During my visit to Singapore this week, a recent tragedy dominated coverage in the Straits Times: five members of Singapore’s national dragon boat squad, all in their early twenties, drowned last Friday when their boat overturned following a race on the Tonlé Sap river in Pnom Penh, Cambodia. A huge national outpouring of grief ensued in Singapore, understandably, but one of the outcomes was that from now on, all Singaporeans participating in watersports events either in Singapore or overseas are to be required to wear a lifejacket.

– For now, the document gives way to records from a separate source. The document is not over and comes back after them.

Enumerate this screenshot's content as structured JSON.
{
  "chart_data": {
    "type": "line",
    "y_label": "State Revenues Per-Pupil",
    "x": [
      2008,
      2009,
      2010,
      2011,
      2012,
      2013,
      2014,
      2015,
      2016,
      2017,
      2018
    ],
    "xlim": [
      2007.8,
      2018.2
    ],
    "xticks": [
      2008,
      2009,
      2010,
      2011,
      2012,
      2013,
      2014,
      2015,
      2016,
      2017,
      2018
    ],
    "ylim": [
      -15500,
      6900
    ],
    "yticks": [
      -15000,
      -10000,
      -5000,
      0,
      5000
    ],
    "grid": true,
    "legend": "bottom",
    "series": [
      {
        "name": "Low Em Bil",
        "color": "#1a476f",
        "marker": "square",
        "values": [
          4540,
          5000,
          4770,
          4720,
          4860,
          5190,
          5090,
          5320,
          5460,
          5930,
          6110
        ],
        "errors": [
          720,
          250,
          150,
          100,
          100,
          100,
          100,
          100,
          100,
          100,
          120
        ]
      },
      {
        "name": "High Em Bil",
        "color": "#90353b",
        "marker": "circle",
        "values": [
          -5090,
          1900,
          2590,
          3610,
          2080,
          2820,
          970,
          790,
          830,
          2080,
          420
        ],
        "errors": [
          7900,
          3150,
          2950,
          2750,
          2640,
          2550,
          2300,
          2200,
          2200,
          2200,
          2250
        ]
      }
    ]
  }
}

As a paddler, and somewhat inept swimmer, I have some sympathy with the emotional response, but looking at the facts, it appears that wearing a lifejacket would have done nothing to prevent the deaths and in fact would have made things worse. The paddlers were swept under a 45m by 12m pontoon. The Tonlé Sap, as I saw for myself on my last visit to Cambodia, is an extremely wide, muddy, and fast-flowing river with unpredictable and extremely strong currents. Anyone being swept underneath a pontoon would be unable to see a thing and unable to surface. A lifejacket would hamper any attempt to get out from under the pontoon and would have been worse than useless.
As usual, the official response to this sort of accident stems from a total lack of understanding of the conditions surrounding the accident and of the sport.